Um conselho: conserve sempre a tua fé em Deus e jamais a deixe seduzir por outrem. Todos nós estamos indo bem graças a Deus.
O que sentimos são saudades tuas, mas esperança de que em breve estarás aqui em Montes Claros conosco.
Terminando, pedimos a Deus por tua pessoa e pela honra e glória do Brasil e o cabal êxito da FORÇA EXPEDICIONÁRIA BRASILEIRA.
Queira aceitar a benção de teu pai e os abraços que teus irmãos, tias e cunhados lhe mandam.
Teu pai,
Antônio Martins de Santana Primo 



O túmulo de Geraldo Santana no Cemitério Militar Brasileiro de Pistoia, que abrigou seus corpo entre 1945 e 1959. 

Blog Sala de Guerra
Foto: Mario Pereira.

8 comentários:

  1. SOLDADOS BRASILEIROS FORAM PARA FAZER A HISTORIA E QUEM NÃO VOLTOU É A PRÓPRIA HISTORIA.

    ResponderExcluir
  2. Ola Jair.
    Obrigado pela visita.
    Concordo plenamente.
    Forte abraço
    Henrique Moura

    ResponderExcluir
  3. Este soldado se parece muito comigo e meu pai meus tios também.
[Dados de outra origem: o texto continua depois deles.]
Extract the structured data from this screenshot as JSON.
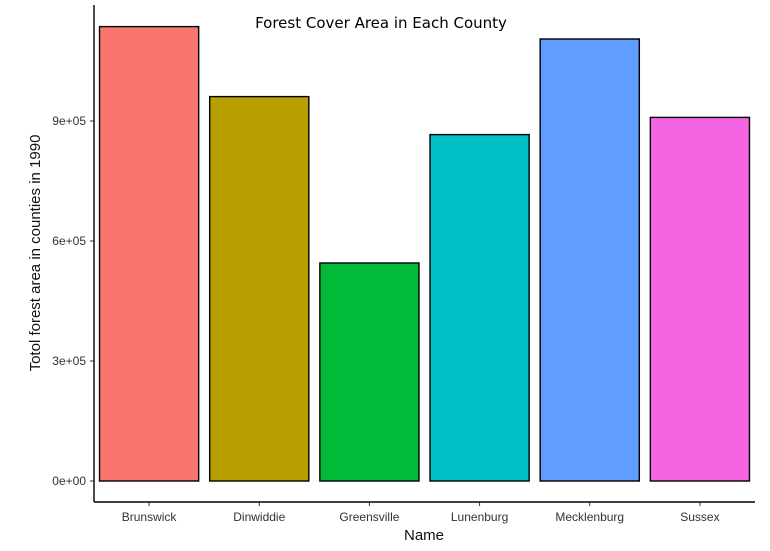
{
  "chart_data": {
    "type": "bar",
    "title": "Forest Cover Area in Each County",
    "xlabel": "Name",
    "ylabel": "Totol forest area in counties in 1990",
    "categories": [
      "Brunswick",
      "Dinwiddie",
      "Greensville",
      "Lunenburg",
      "Mecklenburg",
      "Sussex"
    ],
    "values": [
      1136000,
      961000,
      545000,
      866000,
      1105000,
      909000
    ],
    "colors": [
      "#F8766D",
      "#B79F00",
      "#00BA38",
      "#00BFC4",
      "#619CFF",
      "#F564E3"
    ],
    "yticks": [
      0,
      300000,
      600000,
      900000
    ],
    "ytick_labels": [
      "0e+00",
      "3e+05",
      "6e+05",
      "9e+05"
    ],
    "ylim": [
      0,
      1190000
    ],
    "grid": false,
    "legend": "none"
  }
}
Até arrepiei quando vi a foto pq estava procurando coisas da segunda guerra e procurando mais sabedoria sobre a FEB.. E então quando vi a foto notei algo muito familiar. Que Deus o tenha e seu pai também fiquei muito admirado o lado patriota do pai que exemplo, então enfim que Deus sempre abençoa nossos heróis que lutaram pela nossa Pátria isso me motiva muito.. um grande abraço grande história enche os olhos d água de qualquer Guerreiro..Marcelo Marques

    ResponderExcluir
  4. O irmão dele, foi meu professor de história. O professor Pedro Santana, falava do irmão e se emocionava... Contava que era inverno e o irmão ao pisar no gelo, fez barulho, denunciando sua posição, quando foi alvejado. Tenho orgulho deste meu conterrâneo!

    ResponderExcluir
  5. Comovente! Vou traduzir em Italiano para ler em uma das solenidades para memoria eterna do cabo Gerardo Martins Santana, de' um abraco da Italia ais familiares deste grande Heroi!

    ResponderExcluir
  6. Grande herói brasileiro, o seu exemplo de amor à Pátria será inspiração para as gerações de hoje e do futuro.

    ResponderExcluir
  7. História emocionante e muito linda..um jovem garoto c coração de gigante...combateu o bom combate....e hj vive c Deus.....abraço Á todos...

    ResponderExcluir
  8. Comovente a história do ex-combatente Geraldo Martins Santana, tombado nos campos da Itália, em defesa da honra e da liberdade de um povo, numa guerra odiosa, ceifando a vida de milhares de inocentes, tudo pela vaidade e demonstração de força, levando vários países a uma guerra catastrófica. Que as conquistas com o sangue dos bravos soldados da FEB jamais sejam esquecidas, pois elas simbolizam a pujança de uma raça, a liberdade e o valor de um povo. Emocionante a carta do senhor Antônio Martins de Santana Primo para seu filho. Uma robusta e justa homenagem com a construção de um monumento erguido em seu nome. A população de Montes de Claros está de parabéns pela homenagem prestada a esse glorioso filho e imortal herói!